Unzählige Male habe er bei seinen Einsätzen auch Gewalt erlebt, erzählt Max-Peter Weber, der Chef der Notaufnahme im Städtischen Krankenhaus Pirmasens. So habe ein Patient, der mit seiner Diagnose unzufrieden gewesen sei, erst ihn selbst in eine Ecke geschubst und dann eine Glastür und einen Spiegel zerstört.
Ellen Griesch, pflegerische Leiterin der Notaufnahme in Pirmasens, ist vor allem ein Fall im Gedächtnis geblieben: Ein Vater glaubte, seiner Tochter werde nicht schnell genug geholfen und habe sie bedroht: "Wenn du jetzt nicht sofort den Doktor rufst, dass der meiner Tochter helfen kann, dann sehen wir uns draußen." Dabei habe sie der Tochter längst geholfen.
Gewalt als Alltag
Sie würden bespuckt, gekratzt und gebissen. Das sei aber normal und werde gar nicht mehr als Gewalt angesehen, erklärt Weber: "Wenn jetzt jemand plötzlich geschlagen wird, das würden wir als Gewalt bezeichnen. Zum Rest sagen wir Alltag."
Im Team werde intensiv zusammengearbeitet - und über die Extremfälle auch viel gesprochen. Die Pflegekräfte versuchten, Verständnis für die Patienten aufzubringen, weil diese sich in Extremsituationen befinden. "Das ist auch ein Schutzmechanismus", sagt Griesch. "Manchmal hilft es, manchmal nicht."
Als Gründe für die Gewalt durch die Patientinnen und Patienten geben die Pflegenden immer wieder vor allem zwei Punkte an: eine Verrohung der Gesellschaft und hoher Alkoholkonsum. Auch Weber bestätigt, die meisten der extremen Vorfälle passierten nachts - unter Alkoholeinfluss.
Gewalttaten werden nur allgemein erfasst
Statistisch erfasst werden solche Vorfälle bislang nur sehr allgemein. In der Polizeilichen Kriminalstatistik des Landeskriminalamts (LKA) Rheinland-Pfalz gibt es lediglich die Rubrik "Fälle von Straftaten in Krankenhäusern".
Eine genaue Zahl, wie viele gewalttätige Angriffe es von Patienten auf Pflegepersonal in Rheinland-Pfalz gibt, hat das LKA nicht.
"Aggressive Patienten und lange Wartezeiten"
Das Aggressionspotenzial innerhalb der Bevölkerung sei spürbar gestiegen, sagt Andrea Bergsträßer, Pflegedirektorin der Westpfalzklinik in Kaiserlautern und Vizepräsidentin der Landespflegekammer. Das werde noch befördert durch die schwierige Situation im Gesundheitswesen. Gerade in Notaufnahmen führe das dann dazu, "dass die Menschen, die lange warten müssen, noch aggressiver werden".

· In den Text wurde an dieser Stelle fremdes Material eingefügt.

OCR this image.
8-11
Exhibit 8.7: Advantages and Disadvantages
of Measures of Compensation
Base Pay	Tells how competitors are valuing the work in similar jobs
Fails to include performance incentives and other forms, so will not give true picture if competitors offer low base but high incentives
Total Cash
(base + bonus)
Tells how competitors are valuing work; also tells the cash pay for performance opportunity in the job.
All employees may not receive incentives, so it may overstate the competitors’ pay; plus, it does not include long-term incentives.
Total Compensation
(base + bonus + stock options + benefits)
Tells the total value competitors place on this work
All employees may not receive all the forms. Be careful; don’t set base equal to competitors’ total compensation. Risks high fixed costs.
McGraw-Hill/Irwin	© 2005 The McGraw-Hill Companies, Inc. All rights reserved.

Landespflegekammer fordert ein Meldesystem
Bergsträßer will aber auch, dass gewalttätige Vorfälle gegenüber Medizinern und Pflegenden mehr Aufmerksamkeit bekommen. Eine Befragung der Landespflegekammer in Notaufnahmen habe ergeben, dass sich nur jede zehnte Person, die dort arbeite, ausreichend auf Gewaltvorfälle vorbereitet fühle.
Deshalb fordert die Landespflegekammer ein reguläres Meldesystem für solche Vorfälle. Außerdem müsste den Mitarbeitenden im Gesundheitswesen "ein größeres Sicherheitsgefühl vermitteln werden" - etwa Wachdienste, Überwachungskameras oder Notknöpfe. Das müsse das Land bezahlen.
Ministerium sieht Verantwortung bei den Kliniken
Auch das rheinland-pfälzische Gesundheitsministerium ist sich der Problematik offenbar bewusst. "Das Thema 'Gewalt gegen Pflegekräfte' darf nicht in der Tabuzone landen und natürlich müssen Delikte dieser Art angemessen und konsequent bestraft werden, denn unser Gesundheitssystem braucht eine sichere Umgebung", antwortet Gesundheitsminister Clemens Hoch (SPD) auf eine entsprechende Anfrage des SWR.
Dabei sieht sich das Ministerium aber nicht in der Pflicht. "Generell obliegt es den Krankenhäusern als Arbeitgeber im Leitbild ihrer Einrichtung den Schutz der Beschäftigten vor Gewalt und Aggression zu verankern und unterschiedliche Maßnahmen zu ergreifen", so das Gesundheitsministerium.